Book Description from GoodReads:
Dear Anna,
What I have to tell you is difficult to write, but I know it will be far more difficult for you to hear, and I'm so sorry-
The unfinished letter is the only clue Tara and Emerson have to the reason behind their close friend Noelle's suicide. Everything they knew about Noelle - her calling as a midwife, her passion for causes, her love for her friends and family - described a woman who embraced life.
Yet there was so much they didn't know.
With the discovery of the letter and its heartbreaking secret, Noelle's friends begin to uncover the truth about this complex woman who touched each of their lives - and the life of a desperate stranger - with love and betrayal, compassion and deceit.My Review: This is the third book by Diane Chamberlain that I've read over the past two or so years and it falls somewhere in between the two other books of hers (The Good Father and Secret Lives) that I've read.

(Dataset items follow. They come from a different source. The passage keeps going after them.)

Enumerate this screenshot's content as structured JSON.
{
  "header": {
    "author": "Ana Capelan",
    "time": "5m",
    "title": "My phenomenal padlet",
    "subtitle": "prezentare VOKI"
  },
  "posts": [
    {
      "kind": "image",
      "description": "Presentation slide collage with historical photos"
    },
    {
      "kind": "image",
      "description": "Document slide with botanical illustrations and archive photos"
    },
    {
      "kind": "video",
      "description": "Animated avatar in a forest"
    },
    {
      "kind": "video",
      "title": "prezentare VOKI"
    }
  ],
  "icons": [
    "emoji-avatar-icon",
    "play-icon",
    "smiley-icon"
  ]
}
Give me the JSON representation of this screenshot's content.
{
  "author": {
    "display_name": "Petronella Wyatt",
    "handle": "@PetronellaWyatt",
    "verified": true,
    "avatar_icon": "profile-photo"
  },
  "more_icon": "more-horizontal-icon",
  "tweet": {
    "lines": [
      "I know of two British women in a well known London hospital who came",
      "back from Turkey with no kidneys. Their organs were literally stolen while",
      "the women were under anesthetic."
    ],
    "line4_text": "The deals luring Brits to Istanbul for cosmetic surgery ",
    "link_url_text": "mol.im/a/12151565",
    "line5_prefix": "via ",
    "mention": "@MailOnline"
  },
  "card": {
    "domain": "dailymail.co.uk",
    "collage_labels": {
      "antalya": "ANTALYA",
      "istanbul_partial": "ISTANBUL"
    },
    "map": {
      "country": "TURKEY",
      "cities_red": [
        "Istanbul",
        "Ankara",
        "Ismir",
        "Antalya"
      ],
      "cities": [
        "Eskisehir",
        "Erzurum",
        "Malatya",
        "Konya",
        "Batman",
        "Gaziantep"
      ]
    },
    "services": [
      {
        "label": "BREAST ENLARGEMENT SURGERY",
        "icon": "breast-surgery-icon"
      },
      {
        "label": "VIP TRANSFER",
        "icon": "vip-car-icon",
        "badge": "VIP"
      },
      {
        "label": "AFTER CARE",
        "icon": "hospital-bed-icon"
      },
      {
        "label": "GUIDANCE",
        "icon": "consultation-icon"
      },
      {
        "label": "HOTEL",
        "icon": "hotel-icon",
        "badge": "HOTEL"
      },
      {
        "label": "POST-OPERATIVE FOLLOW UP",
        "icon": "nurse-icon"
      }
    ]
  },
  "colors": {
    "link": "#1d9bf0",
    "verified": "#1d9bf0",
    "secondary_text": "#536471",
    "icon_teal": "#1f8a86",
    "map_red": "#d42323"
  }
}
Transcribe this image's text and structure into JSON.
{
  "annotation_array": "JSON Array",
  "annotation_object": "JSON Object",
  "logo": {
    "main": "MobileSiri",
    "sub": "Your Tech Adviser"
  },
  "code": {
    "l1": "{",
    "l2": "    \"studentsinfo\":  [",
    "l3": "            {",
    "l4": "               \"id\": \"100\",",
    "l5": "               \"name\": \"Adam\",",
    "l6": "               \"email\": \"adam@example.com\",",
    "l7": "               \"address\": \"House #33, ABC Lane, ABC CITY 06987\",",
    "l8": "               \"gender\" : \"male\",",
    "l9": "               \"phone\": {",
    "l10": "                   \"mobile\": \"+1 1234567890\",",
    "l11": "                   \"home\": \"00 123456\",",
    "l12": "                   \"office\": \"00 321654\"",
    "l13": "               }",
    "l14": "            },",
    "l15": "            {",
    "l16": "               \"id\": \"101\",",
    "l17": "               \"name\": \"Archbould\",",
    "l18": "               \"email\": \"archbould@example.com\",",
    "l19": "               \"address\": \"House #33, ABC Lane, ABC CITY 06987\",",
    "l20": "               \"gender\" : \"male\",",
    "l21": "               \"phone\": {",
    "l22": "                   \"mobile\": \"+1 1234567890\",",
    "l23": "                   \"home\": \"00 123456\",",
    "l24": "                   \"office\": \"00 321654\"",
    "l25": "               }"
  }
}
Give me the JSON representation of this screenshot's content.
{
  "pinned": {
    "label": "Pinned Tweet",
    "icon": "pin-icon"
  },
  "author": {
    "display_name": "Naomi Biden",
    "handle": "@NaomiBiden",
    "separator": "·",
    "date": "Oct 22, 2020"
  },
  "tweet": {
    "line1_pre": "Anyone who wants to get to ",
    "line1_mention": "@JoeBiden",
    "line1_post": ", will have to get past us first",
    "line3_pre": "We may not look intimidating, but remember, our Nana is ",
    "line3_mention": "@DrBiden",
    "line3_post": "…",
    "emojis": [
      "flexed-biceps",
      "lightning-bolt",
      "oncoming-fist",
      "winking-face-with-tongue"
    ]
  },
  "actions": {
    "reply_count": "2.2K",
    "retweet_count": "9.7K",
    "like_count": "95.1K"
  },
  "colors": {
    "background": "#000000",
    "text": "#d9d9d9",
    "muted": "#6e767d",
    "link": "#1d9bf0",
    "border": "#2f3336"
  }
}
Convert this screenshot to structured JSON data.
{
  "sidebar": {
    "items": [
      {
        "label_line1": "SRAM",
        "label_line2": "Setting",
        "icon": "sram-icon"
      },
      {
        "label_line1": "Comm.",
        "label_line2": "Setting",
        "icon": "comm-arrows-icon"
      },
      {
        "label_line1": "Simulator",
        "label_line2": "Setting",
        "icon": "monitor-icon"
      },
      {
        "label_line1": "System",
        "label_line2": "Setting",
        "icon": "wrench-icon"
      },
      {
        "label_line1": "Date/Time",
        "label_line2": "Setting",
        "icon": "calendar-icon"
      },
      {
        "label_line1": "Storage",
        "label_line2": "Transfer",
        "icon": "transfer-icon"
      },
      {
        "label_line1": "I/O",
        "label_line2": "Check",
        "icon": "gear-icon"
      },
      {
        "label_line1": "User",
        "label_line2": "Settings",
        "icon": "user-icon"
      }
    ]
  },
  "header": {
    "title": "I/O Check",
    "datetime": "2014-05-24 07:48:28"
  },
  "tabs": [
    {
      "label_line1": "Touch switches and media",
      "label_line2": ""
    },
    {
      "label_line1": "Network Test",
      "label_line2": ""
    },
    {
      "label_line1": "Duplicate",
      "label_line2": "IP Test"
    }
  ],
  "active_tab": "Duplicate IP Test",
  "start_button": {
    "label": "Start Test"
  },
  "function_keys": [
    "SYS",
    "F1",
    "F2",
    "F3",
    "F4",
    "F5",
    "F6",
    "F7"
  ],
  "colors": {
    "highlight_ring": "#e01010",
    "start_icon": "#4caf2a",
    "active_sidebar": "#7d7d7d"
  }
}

Chamberlains books, in my experience, tend to be good reads even if they are a bit predictable at times. Her writing is good and she handles different narrators well even as the story flips back and forth between the present and past. Even her characters were fairly well written and overall pretty believable with the teen daughter/mother angst being especially poignant among the three mom/daughter groups.
Unfortunately, my love for this book began to wane when I was expected to suspend reality further than I was willing. There are quite a few coincidences that are just too far-fetched to be believable. And while this is a sad book with more than its fair share of tragedies I didn't understand why the addition of the superfluous love triangle was necessary.
There was a good twist that I didn't anticipate towards the end but the book just didn't have as much energy as I was hoping for. Tying up all the loose ends at the end of the book didn't endear me to this book either because it just upped the unbelievable factor that much more. Honestly, I think that Chamberlain was trying for a Jodi Picoult-type read (moral dilemmas, loads of tension and twists) but this book just didn't quite make it.
Obviously this was not my favourite Diane Chamberlain novel but I have not given up on her for a good, casual read and I look forward to reading her Necessary Lies which has been sitting on my book shelf for quite some time. Overall the book was a little predictable and sad with its various tragedies but Chamberlain kept me engaged and The Midwife's Confession could make for a good, casual escapist-type summer read.